For the purposes of science, we are going to imagine Usyk is the new WBA, WBO and IBF champion of the world, having emerged victorious against ‘AJ’. There are a number of roads he could take. The most likely outcome is a rematch. As we saw when Andy Ruiz borrowed the straps from Joshua for a few months, the Watford man is usually keen to get his conqueror back in a ring as soon as possible. However, while Ruiz’s victory was treated with the same wonderment as ‘Buster’ Douglas, Leon Spinks and Hasim Rahman’s past upset title wins, an Usyk victory is not comparable. Far from a bolt out of the blue like those results, Usyk is used to winning. He is an Olympic gold medalist and an unbeaten former undisputed cruiserweight champion. You can argue his world class pedigree is above Joshua’s. He is the underdog for this fight, but a supremely viable one.

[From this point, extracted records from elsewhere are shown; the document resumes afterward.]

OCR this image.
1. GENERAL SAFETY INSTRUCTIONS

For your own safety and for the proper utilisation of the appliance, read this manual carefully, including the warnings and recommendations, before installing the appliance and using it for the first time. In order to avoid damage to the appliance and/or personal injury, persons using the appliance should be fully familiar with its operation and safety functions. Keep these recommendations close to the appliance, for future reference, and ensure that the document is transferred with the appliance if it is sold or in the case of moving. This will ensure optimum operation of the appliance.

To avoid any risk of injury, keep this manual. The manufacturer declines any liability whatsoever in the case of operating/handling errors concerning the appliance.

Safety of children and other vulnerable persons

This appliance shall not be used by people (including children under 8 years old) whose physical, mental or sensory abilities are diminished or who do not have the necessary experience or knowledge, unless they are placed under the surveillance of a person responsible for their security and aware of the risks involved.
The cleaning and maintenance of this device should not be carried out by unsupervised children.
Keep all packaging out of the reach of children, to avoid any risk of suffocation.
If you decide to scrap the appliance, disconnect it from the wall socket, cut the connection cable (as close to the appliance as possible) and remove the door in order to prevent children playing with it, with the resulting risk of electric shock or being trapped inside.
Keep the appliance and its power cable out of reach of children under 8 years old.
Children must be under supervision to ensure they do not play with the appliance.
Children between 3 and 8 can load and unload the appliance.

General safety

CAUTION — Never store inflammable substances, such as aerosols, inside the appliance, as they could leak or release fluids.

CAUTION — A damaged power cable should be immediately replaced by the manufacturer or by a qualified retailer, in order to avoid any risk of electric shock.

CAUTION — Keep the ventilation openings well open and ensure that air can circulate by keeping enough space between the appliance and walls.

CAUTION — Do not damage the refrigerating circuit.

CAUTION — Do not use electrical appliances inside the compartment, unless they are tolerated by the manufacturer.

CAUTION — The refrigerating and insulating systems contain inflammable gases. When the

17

So what would a Usyk victory mean, beyond parties on the streets of Kiev? For a start it would put the victor firmly in the crosshairs of whoever is left standing when Tyson Fury and Deontay Wilder meet for the third time. While losing some of its box office appeal without the all-English angle, the first four-belt undisputed title fight in heavyweight history is going to sell tickets no matter who is involved. Usyk vs Fury would be a fascinating stylistic match-up, perhaps the closest thing the division boasts to a technical chess match. Usyk vs Wilder would be a thriller, both men having significant knockouts on their record and a keen eye for a finish.
A victory in either of these would establish Usyk not only as the best fighter in the division, but see him stand alongside Saul ‘Canelo’ Alvarez as one of the best fighters of this era. Unifying the top two weight classes in boxing, and clearing out Anthony Joshua and either Fury or Wilder to do so would be an incredible feat.

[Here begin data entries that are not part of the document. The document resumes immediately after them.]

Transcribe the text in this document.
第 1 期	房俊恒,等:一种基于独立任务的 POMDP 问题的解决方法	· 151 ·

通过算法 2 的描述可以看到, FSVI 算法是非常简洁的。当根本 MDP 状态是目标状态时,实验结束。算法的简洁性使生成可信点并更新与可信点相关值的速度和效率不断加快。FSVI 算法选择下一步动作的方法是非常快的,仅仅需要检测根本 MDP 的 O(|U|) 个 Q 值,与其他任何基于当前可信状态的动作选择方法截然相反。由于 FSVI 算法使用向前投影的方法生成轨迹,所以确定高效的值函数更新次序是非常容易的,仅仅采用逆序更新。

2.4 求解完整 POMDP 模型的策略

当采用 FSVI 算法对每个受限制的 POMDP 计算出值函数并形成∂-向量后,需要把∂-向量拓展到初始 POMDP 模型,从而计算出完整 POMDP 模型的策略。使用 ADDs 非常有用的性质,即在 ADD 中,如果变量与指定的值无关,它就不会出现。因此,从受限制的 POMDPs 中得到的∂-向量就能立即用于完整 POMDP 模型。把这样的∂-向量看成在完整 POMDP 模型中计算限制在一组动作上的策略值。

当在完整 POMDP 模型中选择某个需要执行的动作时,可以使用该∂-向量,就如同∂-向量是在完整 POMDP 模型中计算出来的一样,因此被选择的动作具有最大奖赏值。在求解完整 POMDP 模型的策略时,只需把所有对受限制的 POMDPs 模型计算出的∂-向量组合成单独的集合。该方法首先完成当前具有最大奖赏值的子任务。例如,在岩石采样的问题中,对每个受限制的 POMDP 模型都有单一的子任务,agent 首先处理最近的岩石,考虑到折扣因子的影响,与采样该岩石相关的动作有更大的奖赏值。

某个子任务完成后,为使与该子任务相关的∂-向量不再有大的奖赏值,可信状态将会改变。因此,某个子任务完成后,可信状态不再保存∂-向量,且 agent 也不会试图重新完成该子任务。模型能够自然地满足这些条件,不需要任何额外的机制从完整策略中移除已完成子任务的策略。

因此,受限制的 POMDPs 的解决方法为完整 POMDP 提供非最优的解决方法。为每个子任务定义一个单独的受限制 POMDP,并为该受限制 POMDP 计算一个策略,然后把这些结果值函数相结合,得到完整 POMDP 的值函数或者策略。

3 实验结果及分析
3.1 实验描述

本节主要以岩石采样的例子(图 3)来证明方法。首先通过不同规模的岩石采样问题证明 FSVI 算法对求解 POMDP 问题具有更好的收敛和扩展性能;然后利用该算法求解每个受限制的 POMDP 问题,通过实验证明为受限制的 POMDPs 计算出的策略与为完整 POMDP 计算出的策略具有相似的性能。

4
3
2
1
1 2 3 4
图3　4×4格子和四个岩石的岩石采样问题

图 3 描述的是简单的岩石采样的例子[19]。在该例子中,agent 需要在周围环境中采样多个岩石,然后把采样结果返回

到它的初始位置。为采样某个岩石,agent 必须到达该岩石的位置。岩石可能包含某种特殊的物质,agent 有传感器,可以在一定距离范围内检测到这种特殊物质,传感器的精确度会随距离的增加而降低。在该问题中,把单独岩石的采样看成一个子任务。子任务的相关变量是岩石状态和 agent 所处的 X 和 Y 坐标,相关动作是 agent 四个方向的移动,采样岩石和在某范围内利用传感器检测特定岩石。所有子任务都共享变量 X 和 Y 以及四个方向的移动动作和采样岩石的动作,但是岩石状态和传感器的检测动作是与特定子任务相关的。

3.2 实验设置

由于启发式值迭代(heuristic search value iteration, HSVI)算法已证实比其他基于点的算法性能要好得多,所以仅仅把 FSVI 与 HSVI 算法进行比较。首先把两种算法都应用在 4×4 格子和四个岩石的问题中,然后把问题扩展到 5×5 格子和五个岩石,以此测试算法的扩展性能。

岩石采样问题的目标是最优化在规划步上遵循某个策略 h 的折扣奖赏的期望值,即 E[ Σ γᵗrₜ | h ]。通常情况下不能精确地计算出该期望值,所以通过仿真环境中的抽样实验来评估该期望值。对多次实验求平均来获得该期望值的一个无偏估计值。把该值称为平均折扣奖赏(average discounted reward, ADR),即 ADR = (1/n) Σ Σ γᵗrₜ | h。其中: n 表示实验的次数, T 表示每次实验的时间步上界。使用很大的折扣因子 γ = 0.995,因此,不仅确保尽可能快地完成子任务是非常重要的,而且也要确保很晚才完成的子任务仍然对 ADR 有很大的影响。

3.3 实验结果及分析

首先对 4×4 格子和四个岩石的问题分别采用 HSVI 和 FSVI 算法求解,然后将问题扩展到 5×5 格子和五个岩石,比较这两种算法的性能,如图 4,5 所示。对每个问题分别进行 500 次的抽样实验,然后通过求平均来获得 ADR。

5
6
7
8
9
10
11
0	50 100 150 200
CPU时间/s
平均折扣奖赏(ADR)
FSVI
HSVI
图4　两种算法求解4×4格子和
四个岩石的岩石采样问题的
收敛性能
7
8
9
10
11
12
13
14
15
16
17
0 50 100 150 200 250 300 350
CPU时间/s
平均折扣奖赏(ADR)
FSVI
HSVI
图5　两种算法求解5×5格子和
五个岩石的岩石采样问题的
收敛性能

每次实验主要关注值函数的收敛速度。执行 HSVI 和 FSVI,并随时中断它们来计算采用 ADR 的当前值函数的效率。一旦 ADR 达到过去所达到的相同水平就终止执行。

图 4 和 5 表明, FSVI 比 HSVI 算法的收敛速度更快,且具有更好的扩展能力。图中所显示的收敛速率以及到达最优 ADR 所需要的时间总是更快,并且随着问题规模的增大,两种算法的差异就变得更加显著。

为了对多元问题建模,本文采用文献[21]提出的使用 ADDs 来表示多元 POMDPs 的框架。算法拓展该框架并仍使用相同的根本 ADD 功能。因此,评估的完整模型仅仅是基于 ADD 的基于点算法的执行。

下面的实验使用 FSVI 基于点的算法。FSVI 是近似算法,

Of course the wheels of boxing rarely turn smoothly, and if Usyk beats Joshua there is every chance the machinations of the sport would still keep title unification out of reach. ‘The Cat’ would find himself in possession of three major sanctioning body championships. With a great number of belts comes greater mandatory challenger responsibilities. While it is only loosely-followed, the major sanctioning bodies rule that their champions face a mandatory challenger once a year.
The current crop are Daniel Dubois (WBA) and Charles Martin (IBF) while Usyk himself represents Joshua’s WBO mandatory defence. This would leave Usyk with two sanctioning bodies to address. The WBA functions in such a way that they currently have two world heavyweight champions, Joshua and ‘regular’ belt-holder Trevor Bryan. Dubois’ experience level, and the fact he suffered a stoppage loss to Joe Joyce three fights ago, suggests he may prefer the softer option of Bryan as he aims to capture his first world title.

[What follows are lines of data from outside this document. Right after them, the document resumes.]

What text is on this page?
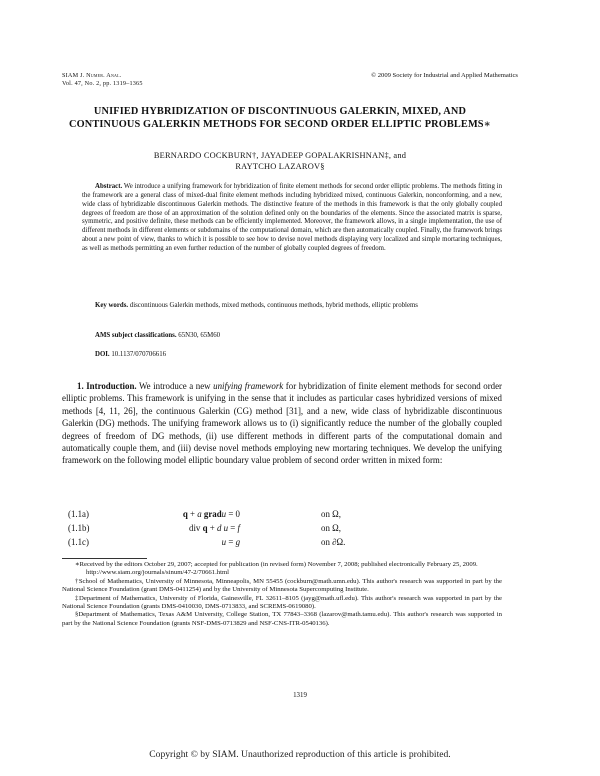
SIAM J. Numer. Anal.
Vol. 47, No. 2, pp. 1319–1365
© 2009 Society for Industrial and Applied Mathematics
UNIFIED HYBRIDIZATION OF DISCONTINUOUS GALERKIN, MIXED, AND CONTINUOUS GALERKIN METHODS FOR SECOND ORDER ELLIPTIC PROBLEMS∗
BERNARDO COCKBURN†, JAYADEEP GOPALAKRISHNAN‡, and
RAYTCHO LAZAROV§

Abstract. We introduce a unifying framework for hybridization of finite element methods for second order elliptic problems. The methods fitting in the framework are a general class of mixed-dual finite element methods including hybridized mixed, continuous Galerkin, nonconforming, and a new, wide class of hybridizable discontinuous Galerkin methods. The distinctive feature of the methods in this framework is that the only globally coupled degrees of freedom are those of an approximation of the solution defined only on the boundaries of the elements. Since the associated matrix is sparse, symmetric, and positive definite, these methods can be efficiently implemented. Moreover, the framework allows, in a single implementation, the use of different methods in different elements or subdomains of the computational domain, which are then automatically coupled. Finally, the framework brings about a new point of view, thanks to which it is possible to see how to devise novel methods displaying very localized and simple mortaring techniques, as well as methods permitting an even further reduction of the number of globally coupled degrees of freedom.

Key words. discontinuous Galerkin methods, mixed methods, continuous methods, hybrid methods, elliptic problems
AMS subject classifications. 65N30, 65M60
DOI. 10.1137/070706616

1. Introduction. We introduce a new unifying framework for hybridization of finite element methods for second order elliptic problems. This framework is unifying in the sense that it includes as particular cases hybridized versions of mixed methods [4, 11, 26], the continuous Galerkin (CG) method [31], and a new, wide class of hybridizable discontinuous Galerkin (DG) methods. The unifying framework allows us to (i) significantly reduce the number of the globally coupled degrees of freedom of DG methods, (ii) use different methods in different parts of the computational domain and automatically couple them, and (iii) devise novel methods employing new mortaring techniques. We develop the unifying framework on the following model elliptic boundary value problem of second order written in mixed form:

(1.1a)	q + a gradu = 0	on Ω,
(1.1b)	div q + d u = f	on Ω,
(1.1c)	u = g	on ∂Ω.

∗Received by the editors October 29, 2007; accepted for publication (in revised form) November 7, 2008; published electronically February 25, 2009.

http://www.siam.org/journals/sinum/47-2/70661.html

†School of Mathematics, University of Minnesota, Minneapolis, MN 55455 (cockburn@math.umn.edu). This author's research was supported in part by the National Science Foundation (grant DMS-0411254) and by the University of Minnesota Supercomputing Institute.

‡Department of Mathematics, University of Florida, Gainesville, FL 32611–8105 (jayg@math.ufl.edu). This author's research was supported in part by the National Science Foundation (grants DMS-0410030, DMS-0713833, and SCREMS-0619080).

§Department of Mathematics, Texas A&M University, College Station, TX 77843–3368 (lazarov@math.tamu.edu). This author's research was supported in part by the National Science Foundation (grants NSF-DMS-0713829 and NSF-CNS-ITR-0540136).

1319
Copyright © by SIAM. Unauthorized reproduction of this article is prohibited.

Charles Martin may not be as easy to shift. The former IBF champion capitulated in two rounds of a truly rotten title defence against Joshua in 2016. Martin has gone 5-1 against tame opposition since losing his title, and would be close to unmarketable as an Usyk opponent, even if the new champion was riding a wave of post-AJ publicity. Usyk would face a difficult decision, fight a commercially-unattractive mandatory, or vacate the IBF and risk a future undisputed title fight not coming to fruition.
There are several interesting permutations to an Oleksandr Usyk win. Arguably none are as attractive as the Fury-Joshua superfight we have craved for so long. But Usyk-Joshua II, Usyk-Fury and Usyk-Wilder would all provide tremendous entertainment. Usyk-Dubois would probably be a mismatch at this point in their respective careers, and Usyk-Martin would be an undeserved second title shot for one of history’s most fortunate world champions.
For now this is fantasy matchmaking, there is the small matter of twelve rounds of boxing before they become a possible reality. The above may never come to pass, as Joshua remains the favourite to retain his titles and march on in search of a Fury bout. But Usyk presents a stern enough challenge that it is worth considering what the Ukrainian might do next, should he become a two-weight world champion on Saturday night.